The group concluded that there were only four acceptable answers: shifting travel to sustainable modes (for example, building separate bike lanes or bringing buses into train stations); reducing casualties; adapting to climate change; and gaining Numerous new developments in sustainable mobility. Furthermore, plans should not increase road capacity for cars, allow higher speeds and thus generate more emissions, or destroy sites of ecological value. Emissions from construction should be minimized. A third Menai crossing means a 10-12% increase in traffic by 2038, as well as the ruins of ancient woodland.

Some worry that limiting road construction will stifle economic development. Andrew Davies, Conservative leader of the Senedd or Welsh Assembly, said ministers had “put a ‘closed’ sign on the Offa Levee”. He added that the transportation system does not appear to be fit for the 21st century.Even some Labor politicians are concerned about the North East, around Wrexham and A55 at Industrial Deeside.

The economic case for adding apron is not always robust: The panel noted that the expected benefits of some proposed schemes outweigh the costs. But it also argues that, by nature, governments’ climate-friendly policies reduce their expected gains, much of which come from the value of time saved by faster journeys. These benefits are reduced if other modes of transportation are available and fewer cars are on the road.

That’s a big assumption. The Welsh Government plans to promote alternatives to cars. It intends to oversee tighter integration, from tickets to timetables, of different forms of public transport – something lacking in the UK. On-demand transit has been deployed in some areas.In south-east Wales, a committee led by economist and former treasurer Terry Burns made dozens of proposals in 2020, including new train stations and improved cycle lanes to divert traffic rice4 freeways.

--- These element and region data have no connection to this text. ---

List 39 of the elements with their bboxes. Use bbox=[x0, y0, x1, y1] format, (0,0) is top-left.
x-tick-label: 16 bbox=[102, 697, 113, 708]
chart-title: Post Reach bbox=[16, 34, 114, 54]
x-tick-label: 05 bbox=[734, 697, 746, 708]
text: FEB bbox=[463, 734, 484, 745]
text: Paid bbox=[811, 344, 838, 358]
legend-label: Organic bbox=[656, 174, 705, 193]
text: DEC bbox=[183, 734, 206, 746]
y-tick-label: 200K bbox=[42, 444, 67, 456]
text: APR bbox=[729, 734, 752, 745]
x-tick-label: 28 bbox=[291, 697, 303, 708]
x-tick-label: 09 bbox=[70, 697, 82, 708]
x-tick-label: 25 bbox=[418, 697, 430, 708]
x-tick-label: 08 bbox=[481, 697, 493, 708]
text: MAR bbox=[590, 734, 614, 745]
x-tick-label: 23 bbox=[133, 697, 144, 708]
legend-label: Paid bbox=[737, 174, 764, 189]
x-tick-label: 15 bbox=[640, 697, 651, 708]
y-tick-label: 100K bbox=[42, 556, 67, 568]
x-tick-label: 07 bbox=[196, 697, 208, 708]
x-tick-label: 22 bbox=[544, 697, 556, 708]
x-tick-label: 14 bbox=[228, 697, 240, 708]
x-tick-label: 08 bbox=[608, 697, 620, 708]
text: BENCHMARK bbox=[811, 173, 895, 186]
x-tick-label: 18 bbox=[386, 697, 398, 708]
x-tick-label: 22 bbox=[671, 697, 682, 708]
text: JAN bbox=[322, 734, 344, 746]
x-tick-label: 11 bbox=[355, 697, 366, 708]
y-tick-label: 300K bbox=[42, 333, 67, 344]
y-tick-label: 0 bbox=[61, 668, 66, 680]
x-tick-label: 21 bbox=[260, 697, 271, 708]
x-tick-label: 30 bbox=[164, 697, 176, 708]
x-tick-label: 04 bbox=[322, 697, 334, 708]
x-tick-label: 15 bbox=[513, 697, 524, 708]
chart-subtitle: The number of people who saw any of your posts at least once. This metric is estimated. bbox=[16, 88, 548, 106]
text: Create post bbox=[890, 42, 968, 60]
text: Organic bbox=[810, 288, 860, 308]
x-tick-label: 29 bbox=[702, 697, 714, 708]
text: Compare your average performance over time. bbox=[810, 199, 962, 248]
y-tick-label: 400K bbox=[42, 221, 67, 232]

An implementation plan is in hand.

A similar body, also chaired by Lord Burns, has been established in North Wales. In a progress report in January, it pointed to the dominance of the car, from the rural north-west to the more urban north-east, where industrial areas were “designed with the vehicle in mind”. A “major shift in public transport services” is needed to reduce car use. Among other things, this means better buses in the northwest, with less frequent service even at peak times, and better rail service in the northeast. Some plans are already underway, but there is still much work to be done.

Lord Burns’ remit includes the Menai Strait, where a new but greener crossing could emerge. Rhun ap Iorwerth of the Welsh nationalist party Plaid Cymru, who represents Anglesey in Senedd, said he would prefer a “simpler” option anyway: adding a dual carriageway structure next to Britannia Bridge, which would provide cycle and footpaths.

Stronger ties to the mainland could be valuable for the proposed Freeport near Holyhead, the predecessor to Anglesey Aluminum, which closed permanently in 2013, and Wylfa’s putative modular nuclear reactor, which closed an atomic power station in 2015. The The island could invest: a poultry processing plant with more than 700 employees is closing. Mr ap Iorwerth said the purpose of the third intersection was not to ease congestion. “It’s about resilience. We don’t want to be isolated.”